Think

All this talk about thinking got me thinking about thinking. What is it that we think about? Once I started to think about it, apparently it seems that I think about lots of things.

This was many years ago – the company I was working for had, for whatever reason, decided to move its computer operations to a new data centre. I was part of a team invited to a tour of the new facilities.

As we were shown around the offices, I couldn’t help but notice that standing on every employee’s desk was a small folded card. The word – THINK – was printed in bold letters on both sides of the card. I was somewhat perplexed, so I asked what they were for. With some patronising overtones, I was enthusiastically told – like this was some super gift to mankind – that they were there to remind people to think. I got the feeling that I had just been given a peek inside the doors of the inner circle, and I should have felt honoured!

Perhaps these cards were a gimmicky desk-top version of the proverbial “Thinking Cap”. The thought crossed my mind that maybe they should also remind these same people to breathe since they were incapable of thinking by themselves. This company unashamedly flaunted the notion they only hire the very best, so I just wondered where they found so many non-thinkers.

The French philosopher Rene Descartes once said, “I think, therefore I am.” So, since these sorry souls at this company needed to be reminded to think, I deduced that the cards were perhaps a humanitarian effort to prevent them from a life of non-existence.

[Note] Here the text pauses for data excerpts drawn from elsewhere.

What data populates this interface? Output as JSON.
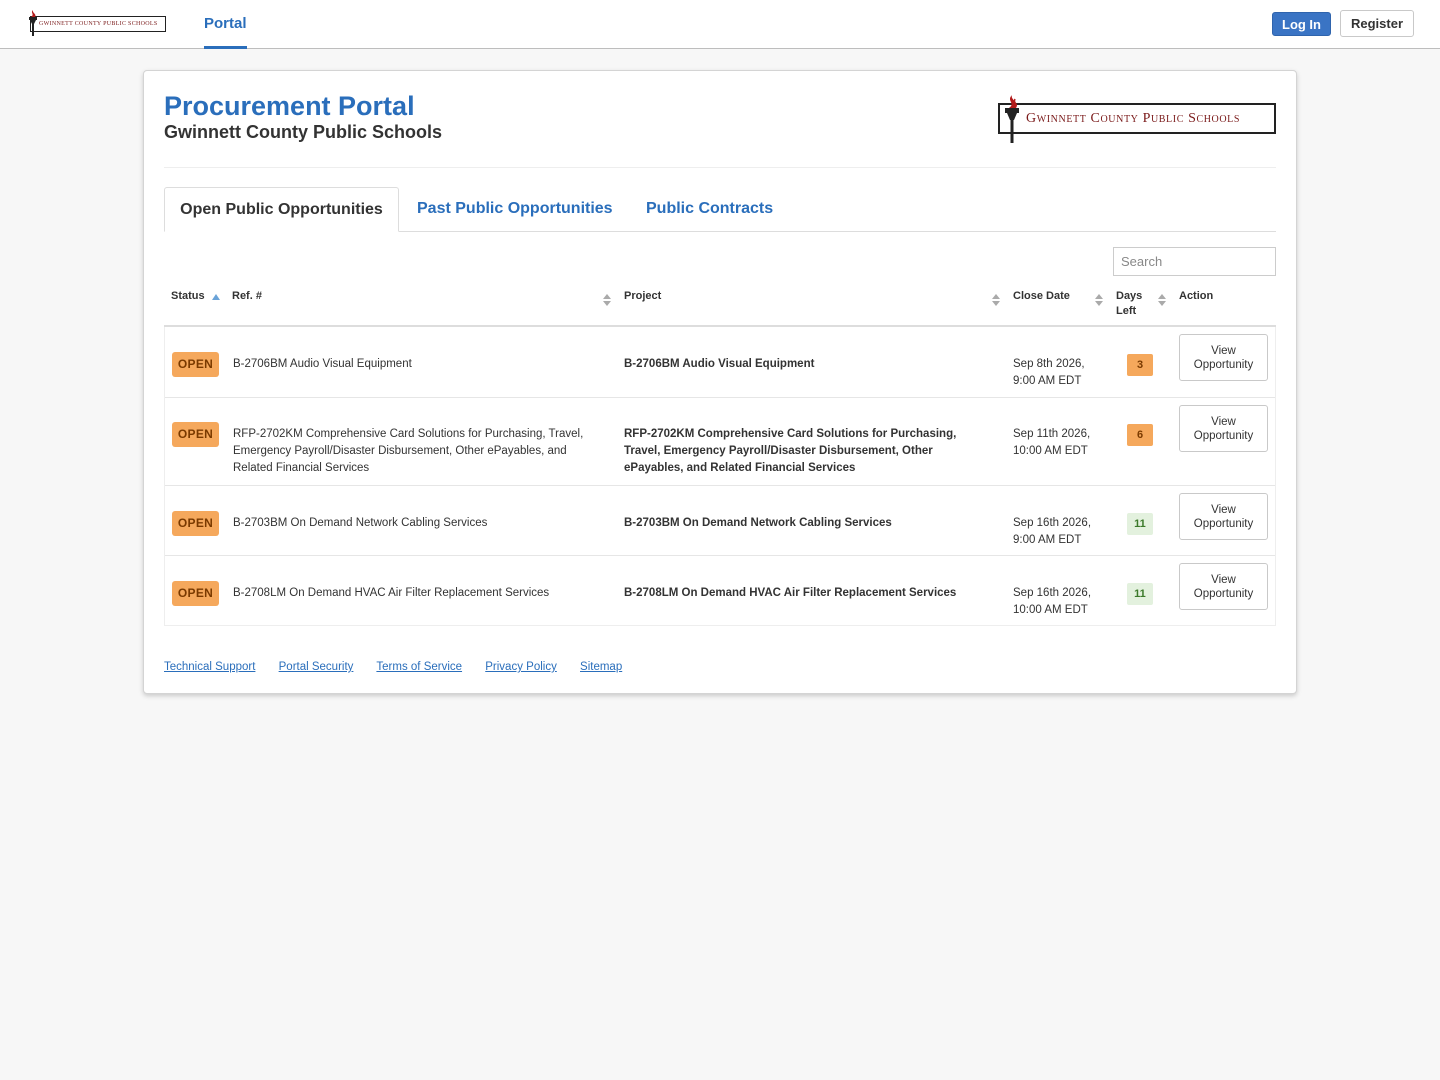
{
  "nav": {
    "logo_text": "Gwinnett County Public Schools",
    "portal_tab": "Portal",
    "login_label": "Log In",
    "register_label": "Register"
  },
  "header": {
    "title": "Procurement Portal",
    "subtitle": "Gwinnett County Public Schools",
    "logo_text": "Gwinnett County Public Schools"
  },
  "tabs": [
    {
      "label": "Open Public Opportunities",
      "active": true
    },
    {
      "label": "Past Public Opportunities",
      "active": false
    },
    {
      "label": "Public Contracts",
      "active": false
    }
  ],
  "search": {
    "placeholder": "Search",
    "value": ""
  },
  "table": {
    "headers": {
      "status": "Status",
      "ref": "Ref. #",
      "project": "Project",
      "close_date": "Close Date",
      "days_left_1": "Days",
      "days_left_2": "Left",
      "action": "Action"
    },
    "rows": [
      {
        "status": "OPEN",
        "ref": "B-2706BM Audio Visual Equipment",
        "project": "B-2706BM Audio Visual Equipment",
        "close_date_1": "Sep 8th 2026,",
        "close_date_2": "9:00 AM EDT",
        "days_left": "3",
        "action_1": "View",
        "action_2": "Opportunity"
      },
      {
        "status": "OPEN",
        "ref": "RFP-2702KM Comprehensive Card Solutions for Purchasing, Travel, Emergency Payroll/Disaster Disbursement, Other ePayables, and Related Financial Services",
        "project": "RFP-2702KM Comprehensive Card Solutions for Purchasing, Travel, Emergency Payroll/Disaster Disbursement, Other ePayables, and Related Financial Services",
        "close_date_1": "Sep 11th 2026,",
        "close_date_2": "10:00 AM EDT",
        "days_left": "6",
        "action_1": "View",
        "action_2": "Opportunity"
      },
      {
        "status": "OPEN",
        "ref": "B-2703BM On Demand Network Cabling Services",
        "project": "B-2703BM On Demand Network Cabling Services",
        "close_date_1": "Sep 16th 2026,",
        "close_date_2": "9:00 AM EDT",
        "days_left": "11",
        "action_1": "View",
        "action_2": "Opportunity"
      },
      {
        "status": "OPEN",
        "ref": "B-2708LM On Demand HVAC Air Filter Replacement Services",
        "project": "B-2708LM On Demand HVAC Air Filter Replacement Services",
        "close_date_1": "Sep 16th 2026,",
        "close_date_2": "10:00 AM EDT",
        "days_left": "11",
        "action_1": "View",
        "action_2": "Opportunity"
      }
    ]
  },
  "footer": {
    "links": [
      "Technical Support",
      "Portal Security",
      "Terms of Service",
      "Privacy Policy",
      "Sitemap"
    ]
  },
  "colors": {
    "brand_blue": "#2a6ebb",
    "open_badge": "#f5a85c",
    "days_ok": "#e3f1de",
    "logo_maroon": "#7a1a1a"
  }
}
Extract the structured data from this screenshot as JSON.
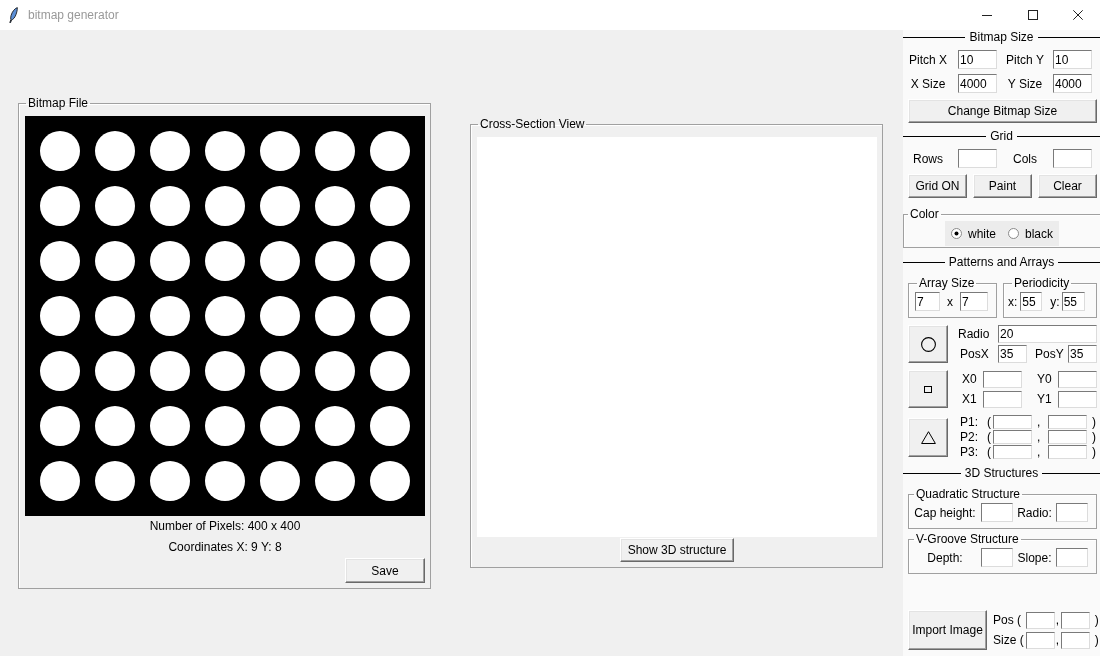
{
  "window": {
    "title": "bitmap generator"
  },
  "bitmap_file": {
    "title": "Bitmap File",
    "pixel_count": "Number of Pixels: 400 x 400",
    "coordinates": "Coordinates X: 9 Y: 8",
    "save_button": "Save"
  },
  "cross_section_view": {
    "title": "Cross-Section View",
    "button": "Show 3D structure"
  },
  "bitmap_size": {
    "title": "Bitmap Size",
    "fields": [
      {
        "label": "Pitch X",
        "value": "10"
      },
      {
        "label": "Pitch Y",
        "value": "10"
      },
      {
        "label": "X Size",
        "value": "4000"
      },
      {
        "label": "Y Size",
        "value": "4000"
      }
    ],
    "button": "Change Bitmap Size"
  },
  "grid": {
    "title": "Grid",
    "fields": [
      {
        "label": "Rows"
      },
      {
        "label": "Cols"
      }
    ],
    "buttons": [
      "Grid ON",
      "Paint",
      "Clear"
    ]
  },
  "color": {
    "title": "Color",
    "options": [
      {
        "label": "white",
        "selected": true
      },
      {
        "label": "black",
        "selected": false
      }
    ]
  },
  "patterns_and_arrays": {
    "title": "Patterns and Arrays",
    "array_size": {
      "title": "Array Size",
      "x_value": "7",
      "separator": "x",
      "y_value": "7"
    },
    "periodicity": {
      "title": "Periodicity",
      "fields": [
        {
          "label": "x:",
          "value": "55"
        },
        {
          "label": "y:",
          "value": "55"
        }
      ]
    },
    "shapes": [
      {
        "kind": "circle",
        "fields": [
          {
            "label": "Radio",
            "value": "20"
          },
          {
            "label": "PosX",
            "value": "35"
          },
          {
            "label": "PosY",
            "value": "35"
          }
        ]
      },
      {
        "kind": "square",
        "fields": [
          {
            "label": "X0"
          },
          {
            "label": "Y0"
          },
          {
            "label": "X1"
          },
          {
            "label": "Y1"
          }
        ]
      },
      {
        "kind": "triangle",
        "points": [
          {
            "label": "P1:",
            "open": "(",
            "comma": ",",
            "close": ")"
          },
          {
            "label": "P2:",
            "open": "(",
            "comma": ",",
            "close": ")"
          },
          {
            "label": "P3:",
            "open": "(",
            "comma": ",",
            "close": ")"
          }
        ]
      }
    ]
  },
  "structures_3d": {
    "title": "3D Structures",
    "groups": [
      {
        "title": "Quadratic Structure",
        "fields": [
          {
            "label": "Cap height:"
          },
          {
            "label": "Radio:"
          }
        ]
      },
      {
        "title": "V-Groove Structure",
        "fields": [
          {
            "label": "Depth:"
          },
          {
            "label": "Slope:"
          }
        ]
      }
    ]
  },
  "import_image": {
    "button": "Import Image",
    "rows": [
      {
        "label": "Pos (",
        "comma": ",",
        "close": ")"
      },
      {
        "label": "Size (",
        "comma": ",",
        "close": ")"
      }
    ]
  }
}
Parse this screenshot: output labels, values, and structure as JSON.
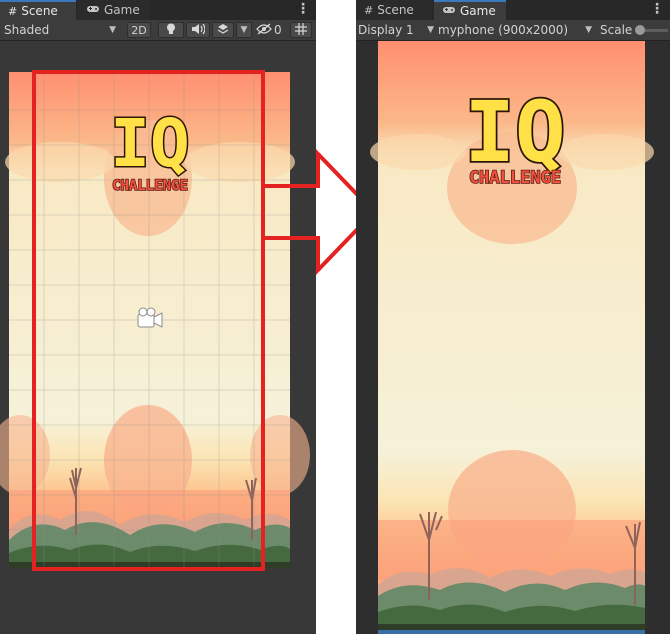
{
  "scene_panel": {
    "tab_label": "Scene",
    "tab_icon": "grid-icon",
    "game_tab_label": "Game",
    "game_tab_icon": "gamepad-icon",
    "menu_glyph": "⋮",
    "draw_mode": "Shaded",
    "button_2d": "2D",
    "hidden_count": "0",
    "icons": [
      "lightbulb-icon",
      "audio-icon",
      "layers-icon",
      "visibility-icon",
      "grid-snap-icon"
    ]
  },
  "game_panel": {
    "scene_tab_label": "Scene",
    "tab_label": "Game",
    "display": "Display 1",
    "resolution": "myphone (900x2000)",
    "scale_label": "Scale"
  },
  "logo": {
    "main": "IQ",
    "sub": "CHALLENGE"
  },
  "colors": {
    "editor_bg": "#383838",
    "tab_bg": "#282828",
    "selection_red": "#e52222",
    "logo_yellow": "#ffe046",
    "logo_outline": "#2b1606",
    "sky_top": "#ff8f70",
    "sky_pale": "#f6f1d9",
    "hill": "#6c8b6a"
  }
}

Sometime after that experience, which incidentally was my only memory of that tour, I heard the expression, “Think outside the Box”.

Wow! Really?

Did that same company invent that little gem – an upgrade to Version 2, perhaps?

Not only do we have to prompt people to think so they can exist, but we also have to supply them with boxes to help them think. Perhaps the practice of thinking outside the box was a step towards weening them off their life-threatening dependence upon boxes.

That’s when I started to think about Schrodinger’s Cat! Would the cat inside the box be thinking about whether it was alive or dead? Or as Schrodinger pointed out, would anyone thinking outside the box know if the cat was either dead or alive, or even what it was thinking. It’s all too quantum.

Hercule Poirot, a character created by Agatha Christie, would frequently remind his associate, Captain Hastings, to use the ‘little grey cells’, referring to the brain. Perhaps it is time to throw away the prompts, the virtual caps, and all the silly boxes, and start using our little grey cells.

All this talk about thinking got me thinking about thinking. What is it that we think about? Once I started to think about it, apparently, it seems that I think about lots of things. Perhaps I’m just paranoid about the Descartes Effect – if I stop thinking, I might just fade away.

But let’s get serious for a moment. Here is what I often think about –

  1. What and Why. These are the analytical question.
  2.  When and Where. These are the investigative questions.
  3.  Who and How. These are the solution questions.